Effects of ZnO on the dielectric, conductive and piezoelectric properties of low-temperature-sintered PMnN-PZT based hard piezoelectric ceramics

The ZnO-doped Pb0.98Ca0.01Sr0.01[(Mn1/3Nb2/3)0.06–(Zr0.52Ti0.48)0.94]O3 + 0.15 wt.% CuO for varying amounts of ZnO (x wt.%) ceramics were prepared. Their structure evolutions and electrical properties were systematically investigated. A dc and ac conductivity analysis was conducted. It demonstrated that the probability of ZnO dopants entered the A and/or B-site of the perovskite structure, which affected the dielectric relaxation, activation energy, and piezoelectric properties.

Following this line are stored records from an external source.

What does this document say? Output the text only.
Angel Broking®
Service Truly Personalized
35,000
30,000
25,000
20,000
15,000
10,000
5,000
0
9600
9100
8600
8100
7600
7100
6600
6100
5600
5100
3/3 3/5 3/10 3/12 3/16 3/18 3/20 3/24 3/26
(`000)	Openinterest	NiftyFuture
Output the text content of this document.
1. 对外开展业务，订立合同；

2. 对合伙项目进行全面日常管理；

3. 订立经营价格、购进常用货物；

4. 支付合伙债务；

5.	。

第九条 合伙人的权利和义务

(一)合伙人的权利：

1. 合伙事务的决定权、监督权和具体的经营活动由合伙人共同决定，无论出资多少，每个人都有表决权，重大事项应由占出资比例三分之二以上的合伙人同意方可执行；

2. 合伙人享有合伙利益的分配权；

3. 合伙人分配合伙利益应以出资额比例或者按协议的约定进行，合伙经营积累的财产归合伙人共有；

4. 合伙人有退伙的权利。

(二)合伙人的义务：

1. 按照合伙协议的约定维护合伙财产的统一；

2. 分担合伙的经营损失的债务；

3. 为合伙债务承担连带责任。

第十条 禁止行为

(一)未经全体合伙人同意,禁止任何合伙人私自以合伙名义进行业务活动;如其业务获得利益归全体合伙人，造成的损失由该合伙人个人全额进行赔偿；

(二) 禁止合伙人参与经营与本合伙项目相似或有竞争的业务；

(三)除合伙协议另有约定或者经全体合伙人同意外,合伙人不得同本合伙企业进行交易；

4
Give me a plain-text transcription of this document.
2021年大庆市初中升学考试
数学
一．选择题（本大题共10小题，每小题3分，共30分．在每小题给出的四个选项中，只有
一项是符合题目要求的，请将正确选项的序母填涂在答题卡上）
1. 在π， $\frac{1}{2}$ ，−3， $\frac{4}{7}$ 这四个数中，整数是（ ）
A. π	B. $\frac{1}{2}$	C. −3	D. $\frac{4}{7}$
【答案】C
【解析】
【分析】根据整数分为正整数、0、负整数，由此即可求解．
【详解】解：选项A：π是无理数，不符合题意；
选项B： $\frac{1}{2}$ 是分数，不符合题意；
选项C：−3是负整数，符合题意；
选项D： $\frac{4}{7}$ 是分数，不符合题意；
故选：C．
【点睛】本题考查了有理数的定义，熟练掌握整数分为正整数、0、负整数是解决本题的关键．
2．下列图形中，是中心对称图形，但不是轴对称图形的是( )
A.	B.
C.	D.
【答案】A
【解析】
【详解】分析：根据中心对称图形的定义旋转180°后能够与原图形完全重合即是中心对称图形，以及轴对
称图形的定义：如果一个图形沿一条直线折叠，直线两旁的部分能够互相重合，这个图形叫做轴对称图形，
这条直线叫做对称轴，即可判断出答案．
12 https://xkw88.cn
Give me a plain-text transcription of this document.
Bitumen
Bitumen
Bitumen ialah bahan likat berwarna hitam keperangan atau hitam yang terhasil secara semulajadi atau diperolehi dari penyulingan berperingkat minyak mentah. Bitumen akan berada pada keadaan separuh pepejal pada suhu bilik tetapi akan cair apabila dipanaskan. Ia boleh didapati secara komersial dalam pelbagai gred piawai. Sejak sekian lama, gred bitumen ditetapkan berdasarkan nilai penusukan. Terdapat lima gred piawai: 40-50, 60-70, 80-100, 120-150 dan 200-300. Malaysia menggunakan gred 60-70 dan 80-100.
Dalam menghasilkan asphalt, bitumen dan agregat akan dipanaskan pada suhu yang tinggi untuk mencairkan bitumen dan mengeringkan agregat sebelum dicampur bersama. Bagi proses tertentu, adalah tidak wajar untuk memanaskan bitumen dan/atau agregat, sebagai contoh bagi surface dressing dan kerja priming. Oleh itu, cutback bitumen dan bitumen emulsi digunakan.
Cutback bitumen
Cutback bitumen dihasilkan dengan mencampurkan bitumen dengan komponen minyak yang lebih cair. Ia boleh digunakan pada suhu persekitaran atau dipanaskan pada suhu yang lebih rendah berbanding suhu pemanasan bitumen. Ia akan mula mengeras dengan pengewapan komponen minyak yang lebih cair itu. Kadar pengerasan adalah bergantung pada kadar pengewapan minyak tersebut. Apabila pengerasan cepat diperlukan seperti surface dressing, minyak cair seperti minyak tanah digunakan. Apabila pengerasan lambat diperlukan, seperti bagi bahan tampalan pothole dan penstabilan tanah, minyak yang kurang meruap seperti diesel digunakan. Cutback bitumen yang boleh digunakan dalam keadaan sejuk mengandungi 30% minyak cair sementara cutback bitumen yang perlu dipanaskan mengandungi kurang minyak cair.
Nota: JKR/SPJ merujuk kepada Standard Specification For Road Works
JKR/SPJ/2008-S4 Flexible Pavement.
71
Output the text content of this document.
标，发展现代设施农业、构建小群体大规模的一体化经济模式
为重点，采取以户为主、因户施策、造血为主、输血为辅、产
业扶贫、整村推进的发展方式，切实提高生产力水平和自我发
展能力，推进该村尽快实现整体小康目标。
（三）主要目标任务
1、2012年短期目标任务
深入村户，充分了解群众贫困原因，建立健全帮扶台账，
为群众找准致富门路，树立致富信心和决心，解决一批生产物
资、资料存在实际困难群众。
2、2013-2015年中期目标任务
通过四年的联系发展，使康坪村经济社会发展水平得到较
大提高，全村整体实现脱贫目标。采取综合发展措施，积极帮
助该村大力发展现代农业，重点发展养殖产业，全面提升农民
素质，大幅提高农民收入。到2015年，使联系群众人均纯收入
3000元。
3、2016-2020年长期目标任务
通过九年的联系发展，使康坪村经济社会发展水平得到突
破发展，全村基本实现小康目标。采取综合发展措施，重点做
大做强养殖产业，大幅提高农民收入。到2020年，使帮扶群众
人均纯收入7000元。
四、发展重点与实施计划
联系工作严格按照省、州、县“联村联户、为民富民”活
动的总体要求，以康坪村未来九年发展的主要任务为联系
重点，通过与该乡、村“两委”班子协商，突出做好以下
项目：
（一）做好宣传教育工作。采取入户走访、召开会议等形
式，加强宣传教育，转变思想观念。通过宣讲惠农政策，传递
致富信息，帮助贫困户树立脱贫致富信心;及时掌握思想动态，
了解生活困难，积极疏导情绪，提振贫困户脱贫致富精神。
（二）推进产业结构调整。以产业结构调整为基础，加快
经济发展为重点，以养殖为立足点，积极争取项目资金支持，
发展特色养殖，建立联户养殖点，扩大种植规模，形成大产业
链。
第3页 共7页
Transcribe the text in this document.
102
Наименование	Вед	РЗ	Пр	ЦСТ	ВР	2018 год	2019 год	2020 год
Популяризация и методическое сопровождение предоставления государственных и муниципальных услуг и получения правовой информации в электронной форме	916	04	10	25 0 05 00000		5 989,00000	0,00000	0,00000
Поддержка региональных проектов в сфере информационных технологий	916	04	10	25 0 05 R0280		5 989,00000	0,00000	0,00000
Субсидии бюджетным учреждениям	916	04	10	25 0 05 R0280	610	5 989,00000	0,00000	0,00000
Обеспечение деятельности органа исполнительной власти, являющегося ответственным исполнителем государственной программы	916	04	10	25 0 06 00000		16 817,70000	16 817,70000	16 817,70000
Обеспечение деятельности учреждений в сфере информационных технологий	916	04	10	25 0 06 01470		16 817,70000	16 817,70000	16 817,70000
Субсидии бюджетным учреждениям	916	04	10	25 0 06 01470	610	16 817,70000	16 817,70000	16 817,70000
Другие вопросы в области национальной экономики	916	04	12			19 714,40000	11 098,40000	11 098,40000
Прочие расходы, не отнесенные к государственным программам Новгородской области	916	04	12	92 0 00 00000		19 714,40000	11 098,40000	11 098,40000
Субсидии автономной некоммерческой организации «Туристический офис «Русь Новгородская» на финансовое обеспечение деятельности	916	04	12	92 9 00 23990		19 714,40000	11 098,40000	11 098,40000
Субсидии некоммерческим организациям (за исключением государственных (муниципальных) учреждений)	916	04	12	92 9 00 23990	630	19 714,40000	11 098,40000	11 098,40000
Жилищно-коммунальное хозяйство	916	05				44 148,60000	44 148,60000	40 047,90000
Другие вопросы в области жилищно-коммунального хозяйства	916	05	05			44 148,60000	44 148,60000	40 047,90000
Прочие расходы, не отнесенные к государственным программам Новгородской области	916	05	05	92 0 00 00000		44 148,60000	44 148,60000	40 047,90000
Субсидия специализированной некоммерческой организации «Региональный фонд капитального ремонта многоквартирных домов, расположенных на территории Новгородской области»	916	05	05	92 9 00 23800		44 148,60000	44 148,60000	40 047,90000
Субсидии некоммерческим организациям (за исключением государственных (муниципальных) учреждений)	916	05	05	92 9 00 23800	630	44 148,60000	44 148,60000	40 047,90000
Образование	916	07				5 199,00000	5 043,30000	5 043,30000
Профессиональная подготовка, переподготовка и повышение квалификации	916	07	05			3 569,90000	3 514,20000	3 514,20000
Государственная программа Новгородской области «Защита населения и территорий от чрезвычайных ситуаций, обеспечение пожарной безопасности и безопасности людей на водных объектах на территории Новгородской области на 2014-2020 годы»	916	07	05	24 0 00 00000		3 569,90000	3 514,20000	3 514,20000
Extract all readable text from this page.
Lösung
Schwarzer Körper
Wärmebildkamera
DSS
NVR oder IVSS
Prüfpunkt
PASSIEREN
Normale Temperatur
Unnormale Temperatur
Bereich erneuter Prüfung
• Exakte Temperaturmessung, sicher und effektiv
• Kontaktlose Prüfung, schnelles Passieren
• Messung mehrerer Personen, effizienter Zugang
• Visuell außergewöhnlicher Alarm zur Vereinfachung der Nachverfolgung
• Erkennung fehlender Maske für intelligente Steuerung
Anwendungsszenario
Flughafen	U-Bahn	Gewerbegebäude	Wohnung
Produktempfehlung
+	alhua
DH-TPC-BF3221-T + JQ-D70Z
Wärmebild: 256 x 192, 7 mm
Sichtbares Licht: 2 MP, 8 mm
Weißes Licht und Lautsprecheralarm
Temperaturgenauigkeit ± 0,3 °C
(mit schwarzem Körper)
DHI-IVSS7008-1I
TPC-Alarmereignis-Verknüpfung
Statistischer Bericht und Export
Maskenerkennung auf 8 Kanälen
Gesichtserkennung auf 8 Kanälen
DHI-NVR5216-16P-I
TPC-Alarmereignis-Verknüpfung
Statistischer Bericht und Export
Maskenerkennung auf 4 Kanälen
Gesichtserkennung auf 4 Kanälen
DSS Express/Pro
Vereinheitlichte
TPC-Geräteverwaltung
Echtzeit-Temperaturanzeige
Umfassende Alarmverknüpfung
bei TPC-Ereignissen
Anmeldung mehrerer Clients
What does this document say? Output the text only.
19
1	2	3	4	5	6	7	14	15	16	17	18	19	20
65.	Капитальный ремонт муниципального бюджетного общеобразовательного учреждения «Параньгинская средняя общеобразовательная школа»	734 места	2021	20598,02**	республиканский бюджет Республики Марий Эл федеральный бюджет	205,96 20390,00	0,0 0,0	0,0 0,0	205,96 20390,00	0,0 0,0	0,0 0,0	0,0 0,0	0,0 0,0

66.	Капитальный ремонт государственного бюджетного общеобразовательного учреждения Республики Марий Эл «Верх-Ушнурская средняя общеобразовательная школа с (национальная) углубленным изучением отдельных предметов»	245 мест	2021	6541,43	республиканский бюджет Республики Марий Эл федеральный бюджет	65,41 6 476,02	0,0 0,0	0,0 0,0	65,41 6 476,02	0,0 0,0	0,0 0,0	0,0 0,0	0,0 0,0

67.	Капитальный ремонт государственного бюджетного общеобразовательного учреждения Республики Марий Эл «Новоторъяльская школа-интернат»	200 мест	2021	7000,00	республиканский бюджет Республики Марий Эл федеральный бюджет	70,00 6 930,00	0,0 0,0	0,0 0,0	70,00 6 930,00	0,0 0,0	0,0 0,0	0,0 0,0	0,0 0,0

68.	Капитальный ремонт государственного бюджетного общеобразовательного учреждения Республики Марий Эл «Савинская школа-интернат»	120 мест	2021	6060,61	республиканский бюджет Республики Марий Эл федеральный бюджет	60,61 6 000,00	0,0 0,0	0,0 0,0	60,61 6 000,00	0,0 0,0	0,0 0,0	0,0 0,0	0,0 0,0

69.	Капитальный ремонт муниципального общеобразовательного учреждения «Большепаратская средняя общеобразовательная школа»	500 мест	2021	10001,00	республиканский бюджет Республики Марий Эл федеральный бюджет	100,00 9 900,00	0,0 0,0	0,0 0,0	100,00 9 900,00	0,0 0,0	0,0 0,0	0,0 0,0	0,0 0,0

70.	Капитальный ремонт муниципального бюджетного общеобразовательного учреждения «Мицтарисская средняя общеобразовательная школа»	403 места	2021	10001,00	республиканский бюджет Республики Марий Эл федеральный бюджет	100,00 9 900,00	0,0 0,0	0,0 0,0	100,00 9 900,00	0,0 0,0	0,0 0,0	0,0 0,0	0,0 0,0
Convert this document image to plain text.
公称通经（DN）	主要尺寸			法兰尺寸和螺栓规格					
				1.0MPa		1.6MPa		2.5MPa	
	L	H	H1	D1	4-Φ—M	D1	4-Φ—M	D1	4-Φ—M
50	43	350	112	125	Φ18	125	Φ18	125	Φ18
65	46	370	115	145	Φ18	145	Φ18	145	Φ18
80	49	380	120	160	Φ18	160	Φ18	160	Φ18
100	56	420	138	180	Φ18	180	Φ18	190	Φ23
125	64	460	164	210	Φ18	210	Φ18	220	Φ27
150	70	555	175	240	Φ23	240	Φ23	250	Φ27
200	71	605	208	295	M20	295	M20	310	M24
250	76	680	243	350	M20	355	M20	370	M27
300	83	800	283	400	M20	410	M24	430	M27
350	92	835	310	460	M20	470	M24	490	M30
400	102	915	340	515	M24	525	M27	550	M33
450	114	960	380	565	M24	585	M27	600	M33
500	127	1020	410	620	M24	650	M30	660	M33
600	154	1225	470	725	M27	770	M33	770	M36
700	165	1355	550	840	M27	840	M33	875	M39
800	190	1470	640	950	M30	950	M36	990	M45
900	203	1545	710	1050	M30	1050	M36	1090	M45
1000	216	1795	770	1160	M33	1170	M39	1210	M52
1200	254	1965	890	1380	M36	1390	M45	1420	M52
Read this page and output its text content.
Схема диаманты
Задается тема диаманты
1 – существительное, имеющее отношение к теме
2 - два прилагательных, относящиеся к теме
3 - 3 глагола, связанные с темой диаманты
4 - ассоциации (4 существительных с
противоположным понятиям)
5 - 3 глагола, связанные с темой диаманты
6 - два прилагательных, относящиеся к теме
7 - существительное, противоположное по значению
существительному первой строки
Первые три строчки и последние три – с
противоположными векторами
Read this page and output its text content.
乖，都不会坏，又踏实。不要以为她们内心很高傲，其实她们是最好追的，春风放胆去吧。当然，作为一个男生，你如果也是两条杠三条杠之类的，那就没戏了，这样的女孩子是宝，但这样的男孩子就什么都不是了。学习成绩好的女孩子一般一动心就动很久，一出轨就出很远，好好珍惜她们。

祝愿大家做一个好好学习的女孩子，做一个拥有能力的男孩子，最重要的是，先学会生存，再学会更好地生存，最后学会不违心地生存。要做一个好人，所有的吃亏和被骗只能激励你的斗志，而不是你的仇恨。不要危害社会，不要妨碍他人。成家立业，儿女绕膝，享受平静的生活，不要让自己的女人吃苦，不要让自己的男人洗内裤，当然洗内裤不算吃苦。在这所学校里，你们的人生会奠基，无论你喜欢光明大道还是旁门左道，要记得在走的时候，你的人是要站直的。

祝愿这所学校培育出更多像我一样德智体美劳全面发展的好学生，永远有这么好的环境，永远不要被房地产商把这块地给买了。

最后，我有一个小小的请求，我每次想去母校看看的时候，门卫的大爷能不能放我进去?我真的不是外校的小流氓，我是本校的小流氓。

Experimental results showed that the tetragonality of the perovskite structure and electro-mechanical energy transformation ratio (k2 value) were increased with increasing the ZnO contents for 0.1 ≦ x ≦ 0.5. As ZnO contents increased for 0.1 ≦ x ≦ 2, the diffused phase transition (DPT) characteristic was gradually disappeared. And, the ac activation energy calculated was also decreased due to the conduction mechanism. In addition, the frequency dependence of the ac conductivity was complied with the Jonscher power law, for x = 0.5, 1, and 1.5 at measured temperature.